My father-in-law had his values straight – and I will be forever grateful to him for that. Those two daughters, his most important crops, grew up to be strong, competent, Jesus-loving, Jesus-serving women. And I got to marry one of them!
Maybe it's time to remind yourself of what your most important crop is. Our word for today from the Word of God comes in the middle of a passage about a time when things were going to be totally up for grabs. In Isaiah 8:18, we read this values-clarifying statement, "Here am I, and the children the Lord has given me." See, whatever happens to our culture, whatever happens to our economy, whatever rises, whatever falls, what really matters is these children God has given me.
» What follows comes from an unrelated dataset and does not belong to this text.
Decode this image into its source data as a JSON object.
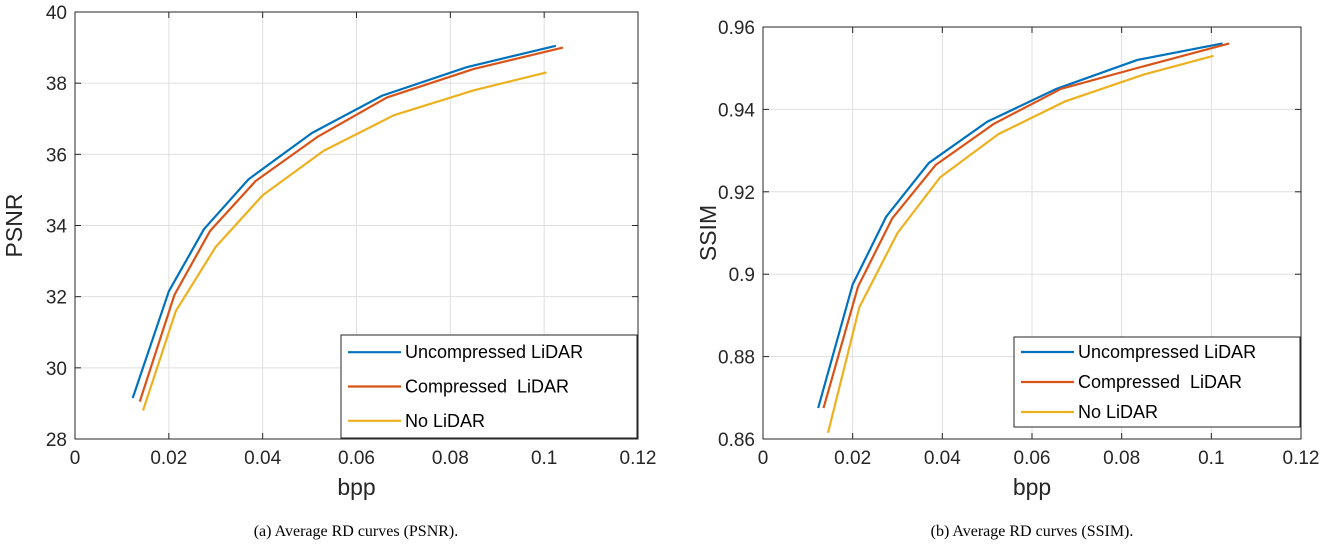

I can't read these words without thinking about a powerful little poem I once saw on a grandmother's wall. "It is my greatest desire that on that Resurrection Day, I may stand before my Savior and say, 'Here am I – and the children You gave me.'" Again, a reminder of what is the most important crop you have. It's not your business, it's not your bank account, it's not even your ministry, it's not your titles or your awards – it's the children God gave you to love and to shape.
In a pressure cooker world like ours, I know there must be a dozen things screaming for the best of your time, the best of your attention. And it's hard to get an "A" in everything. You have to decide where you're going to settle for a "C". You might even have to drop something so you can get an "A" where it really matters. Where it's hardest to get an "A" and where an "A" is the most worth it – at home. You can be a hero at work, a hero in the community, a hero at church – and a zero at home. And that's the one place where you're irreplaceable.
When my friend George was offered a significant promotion – if he would move – he turned it down, much to the company's amazement. Why? Because he knew what that move would do to this family, and he said they come first. Be sure your priorities are in the right place. Arrange your other priorities around being what that son or daughter needs. Remove the weeds in your relationship with them. Then water that relationship with lots of praise, lots of time, and lots of attention.
Your children are, in God's words, and this is in Psalm 127, "a heritage from the Lord...a reward from Him" (Verse 3). More than any other crop in your life, they will be the measure of how well you have lived. Your children really are your most important crop.